Wherein R ¹³ is a hydrogen atom or a methyl group, R ¹⁴ is any one selected from an alkylene group having 1 to 4 carbon atoms, a divalent alicyclic hydrocarbon chain having 3 to 6 carbon atoms, and a divalent aromatic hydrocarbon chain having 6 to 10 carbon atoms , And n represents an integer of 0 to 6, and may be a single or a mixture of plural n) 3. The method according to claim 1 or 2,
Wherein the structure (E) having an aromatic ring is represented by the following formula (E1) or (E2).

Wherein R ¹⁵ is a hydrogen atom or a methyl group, R ¹⁶ is hydrogen, an alkyl group having 1 to 4 carbon atoms, an alkoxy group having 1 to 4 carbon atoms, an alicyclic hydrocarbon group having 3 to 6 carbon atoms, an aromatic hydrocarbon group having 6 to 10 carbon atoms , A halogen atom, an ester group, an acyl group and a nitro group]

Wherein R ¹⁷ is a hydrogen atom or a methyl group, R ¹⁸ is hydrogen, an alkyl group having 1 to 4 carbon atoms, an alkoxy group having 1 to 4 carbon atoms, an alicyclic hydrocarbon group having 3 to 6 carbon atoms, an aromatic hydrocarbon group having 6 to 10 carbon atoms , A halogen atom, an ester group, an acyl group and a nitro group] 4. The method according to any one of claims 1 to 3,
Wherein the acrylic copolymer further has a structure represented by the following formula (F) having a carboxylic acid ester in a side chain.

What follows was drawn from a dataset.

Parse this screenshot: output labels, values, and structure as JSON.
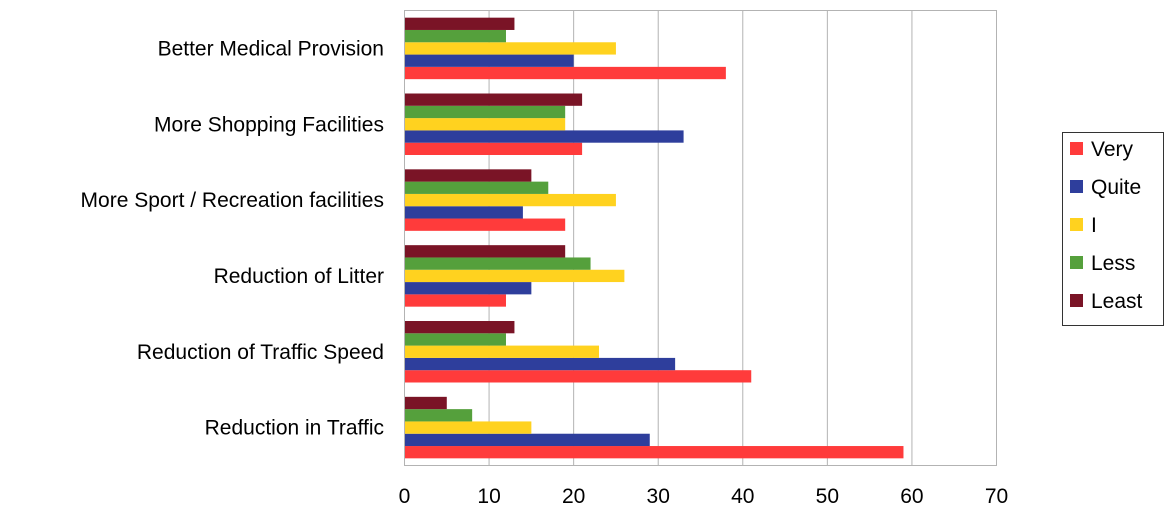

Wherein R ¹⁹ is a hydrogen atom or a methyl group, R ²⁰ is a hydrogen atom or an alkyl group having 1 to 20 carbon atoms, and R ²¹ is an alkyl group having 2 to 40 carbon atoms. 5. The method of claim 4,
^Wherein the total number of carbon atoms of R ²⁰ and R ²¹ is 4 or more. 6. The method according to any one of claims 3 to 5,
A colorant dispersion liquid having a structure represented by the above formula (E2). 7. The method according to any one of claims 1 to 6,
Characterized in that, in addition to the acrylic copolymer, a polymeric dispersant having at least a tertiary amino group is contained. A photosensitive colored resin composition characterized by containing at least the colorant dispersion according to any one of claims 1 to 7, a polyfunctional acrylic monomer and a photo radical polymerization initiator.